Di giorno in mezzo agli aranceti, fra i profumi delle zagare. La sera, finito il lavoro, tornano a dormire chi in tane improvvisate: giacigli di cartone e lamiere, case abbandonate e altri dirupi.
Il lavoro negli aranceti non è lavoro, ma è sfruttamento. Non è nemmeno schiavitù, perché i padroni ai loro schiavi ci tengono. Gli schiavi, per i padroni, sono degli strumenti di lavoro, e degli attrezzi ci si prende cura.
Sono invece degli oggetti usa e getta. Devono durare giusto il tempo della raccolta delle arance. Sono merce che abbonda e sono a buon mercato.
Ma questo lo sanno anche gli immigrati. Sanno che non durerà a lungo. Sono giovani e nel pieno delle forze.
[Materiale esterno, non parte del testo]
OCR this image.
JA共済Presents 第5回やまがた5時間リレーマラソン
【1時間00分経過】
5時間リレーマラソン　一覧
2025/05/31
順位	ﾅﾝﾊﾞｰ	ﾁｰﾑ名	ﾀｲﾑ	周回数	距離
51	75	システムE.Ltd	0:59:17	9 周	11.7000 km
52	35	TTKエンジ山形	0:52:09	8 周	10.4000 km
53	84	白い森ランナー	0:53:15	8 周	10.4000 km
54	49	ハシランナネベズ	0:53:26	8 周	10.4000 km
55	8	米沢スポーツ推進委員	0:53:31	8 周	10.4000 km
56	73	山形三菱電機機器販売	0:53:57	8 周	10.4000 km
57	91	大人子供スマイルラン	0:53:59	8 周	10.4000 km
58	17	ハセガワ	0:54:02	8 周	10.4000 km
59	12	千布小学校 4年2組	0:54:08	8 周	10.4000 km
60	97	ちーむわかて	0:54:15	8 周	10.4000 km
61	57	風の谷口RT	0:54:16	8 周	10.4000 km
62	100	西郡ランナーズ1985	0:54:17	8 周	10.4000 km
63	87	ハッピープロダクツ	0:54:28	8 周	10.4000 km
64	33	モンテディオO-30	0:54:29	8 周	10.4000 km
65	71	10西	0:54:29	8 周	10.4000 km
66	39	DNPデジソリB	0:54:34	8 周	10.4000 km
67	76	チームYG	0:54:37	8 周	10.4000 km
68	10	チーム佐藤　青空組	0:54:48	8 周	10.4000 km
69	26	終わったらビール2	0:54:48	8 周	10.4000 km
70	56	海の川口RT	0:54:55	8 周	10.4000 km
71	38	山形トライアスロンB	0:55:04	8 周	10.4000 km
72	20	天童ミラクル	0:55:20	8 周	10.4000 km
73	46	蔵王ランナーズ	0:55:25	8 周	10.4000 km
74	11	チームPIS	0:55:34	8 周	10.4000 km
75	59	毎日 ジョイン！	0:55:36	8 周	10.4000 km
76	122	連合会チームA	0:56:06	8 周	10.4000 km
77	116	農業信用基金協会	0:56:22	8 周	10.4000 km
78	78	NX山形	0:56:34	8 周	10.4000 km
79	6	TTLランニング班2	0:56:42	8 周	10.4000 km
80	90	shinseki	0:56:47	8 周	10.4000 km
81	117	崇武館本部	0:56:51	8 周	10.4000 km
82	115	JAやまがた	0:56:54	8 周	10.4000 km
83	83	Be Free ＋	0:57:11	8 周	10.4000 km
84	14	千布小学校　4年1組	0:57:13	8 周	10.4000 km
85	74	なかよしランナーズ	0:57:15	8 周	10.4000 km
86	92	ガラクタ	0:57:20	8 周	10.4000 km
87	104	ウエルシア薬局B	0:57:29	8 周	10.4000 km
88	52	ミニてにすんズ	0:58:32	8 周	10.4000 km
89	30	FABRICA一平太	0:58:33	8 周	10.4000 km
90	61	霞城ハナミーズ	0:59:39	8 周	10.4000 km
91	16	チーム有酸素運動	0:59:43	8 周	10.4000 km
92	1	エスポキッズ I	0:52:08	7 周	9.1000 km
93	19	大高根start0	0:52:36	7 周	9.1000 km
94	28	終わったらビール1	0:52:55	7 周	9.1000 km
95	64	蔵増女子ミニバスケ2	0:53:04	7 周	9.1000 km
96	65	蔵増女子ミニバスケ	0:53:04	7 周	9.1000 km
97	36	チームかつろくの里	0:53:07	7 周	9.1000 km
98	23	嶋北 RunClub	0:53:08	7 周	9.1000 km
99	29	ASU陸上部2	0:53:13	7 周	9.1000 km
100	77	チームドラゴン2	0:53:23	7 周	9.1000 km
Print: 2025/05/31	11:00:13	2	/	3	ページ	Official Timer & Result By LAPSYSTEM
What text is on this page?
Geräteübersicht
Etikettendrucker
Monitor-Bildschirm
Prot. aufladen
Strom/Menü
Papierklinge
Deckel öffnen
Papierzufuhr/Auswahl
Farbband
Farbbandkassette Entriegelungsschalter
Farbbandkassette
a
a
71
Bisogno tenere duro per un paio di mesi e poi è finita. Dopo si viaggia ancora, seguendo le stagioni e i loro frutti , in giro per le campagne d’Italia.
Non era certo l’Europa che si aspettavano. Quella maledetta idea d’Europa che continua a mietere vittime.
Per essa si continua a morire annegati, o attraversando il deserto, o sopravvivere a tutte le traversate, superati tutti i confini, giungere in Italia e morire a se stessi.
Ma i ragazzi neri di Rosarno sono vivi di speranza e gioventù. Hanno imparato a sopportare il cinismo dei loro carnefici opponendogli la rassegnazione dei migranti. Rassegnazione che non né resa né viltà. È lo spazio intimo dove si coltiva la speranza.
Qualcuno ha oltraggiato questo spazio dove si coltivano sogni, impallinando due ragazzi di colore per noia e bullismo. E ora i neri fanno la guerra nei campi e fra il profumo delle zagare, per non morire a stessi.